Tracking RFM gives marketers valuable data on how to market to established customers. Part in parcel to capitalizing on repeat customers is making sure a business' direct mail will reach them, which is why address verification software is hugely important.
RFM is:
• Recency: The time since a purchase. It's important to recognize purchasing patterns when evaluating recency. Marketers don't want to interrupt a profitable customer's behavior by sending them a mail piece that's outside of a cycle, thus throwing off the customer's normal purchasing pattern.

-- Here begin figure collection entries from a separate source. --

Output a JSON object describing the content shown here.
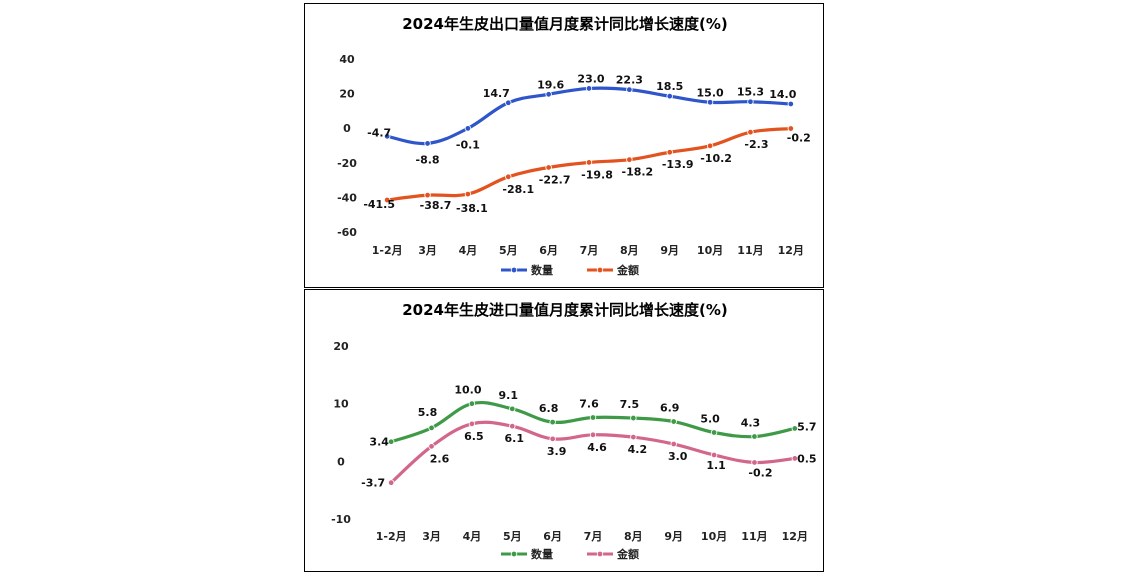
{
  "chart_data": [
    {
      "type": "line",
      "title": "2024年生皮出口量值月度累计同比增长速度(%)",
      "categories": [
        "1-2月",
        "3月",
        "4月",
        "5月",
        "6月",
        "7月",
        "8月",
        "9月",
        "10月",
        "11月",
        "12月"
      ],
      "yticks": [
        "40",
        "20",
        "0",
        "-20",
        "-40",
        "-60"
      ],
      "ylim": [
        -60,
        40
      ],
      "series": [
        {
          "name": "数量",
          "color": "#2E55C9",
          "values": [
            -4.7,
            -8.8,
            -0.1,
            14.7,
            19.6,
            23.0,
            22.3,
            18.5,
            15.0,
            15.3,
            14.0
          ],
          "labels": [
            "-4.7",
            "-8.8",
            "-0.1",
            "14.7",
            "19.6",
            "23.0",
            "22.3",
            "18.5",
            "15.0",
            "15.3",
            "14.0"
          ]
        },
        {
          "name": "金额",
          "color": "#E2531F",
          "values": [
            -41.5,
            -38.7,
            -38.1,
            -28.1,
            -22.7,
            -19.8,
            -18.2,
            -13.9,
            -10.2,
            -2.3,
            -0.2
          ],
          "labels": [
            "-41.5",
            "-38.7",
            "-38.1",
            "-28.1",
            "-22.7",
            "-19.8",
            "-18.2",
            "-13.9",
            "-10.2",
            "-2.3",
            "-0.2"
          ]
        }
      ],
      "legend": "bottom"
    },
    {
      "type": "line",
      "title": "2024年生皮进口量值月度累计同比增长速度(%)",
      "categories": [
        "1-2月",
        "3月",
        "4月",
        "5月",
        "6月",
        "7月",
        "8月",
        "9月",
        "10月",
        "11月",
        "12月"
      ],
      "yticks": [
        "20",
        "10",
        "0",
        "-10"
      ],
      "ylim": [
        -10,
        20
      ],
      "series": [
        {
          "name": "数量",
          "color": "#3F9A48",
          "values": [
            3.4,
            5.8,
            10.0,
            9.1,
            6.8,
            7.6,
            7.5,
            6.9,
            5.0,
            4.3,
            5.7
          ],
          "labels": [
            "3.4",
            "5.8",
            "10.0",
            "9.1",
            "6.8",
            "7.6",
            "7.5",
            "6.9",
            "5.0",
            "4.3",
            "5.7"
          ]
        },
        {
          "name": "金额",
          "color": "#D2668B",
          "values": [
            -3.7,
            2.6,
            6.5,
            6.1,
            3.9,
            4.6,
            4.2,
            3.0,
            1.1,
            -0.2,
            0.5
          ],
          "labels": [
            "-3.7",
            "2.6",
            "6.5",
            "6.1",
            "3.9",
            "4.6",
            "4.2",
            "3.0",
            "1.1",
            "-0.2",
            "0.5"
          ]
        }
      ],
      "legend": "bottom"
    }
  ]
}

• Frequency: How often a customer buys from the business. Like recency, the same can be said for frequency, marketers don't want to mess with a good thing if the customer already demonstrates a frequent purchasing pattern. Trying to push them into more purchases may only irk the consumer instead. However, identifying high-frequency buyers can alert marketers to buyers who can be targeted for loyalty reward programs.
• Monetary: How much the customer spends. Monetary patterns can clue marketers in on which customers to target in order to increase a consumer's spent dollar volume and up the business' revenue. Consumers who are frequent, but spend modestly are prime candidates for an up-sell technique.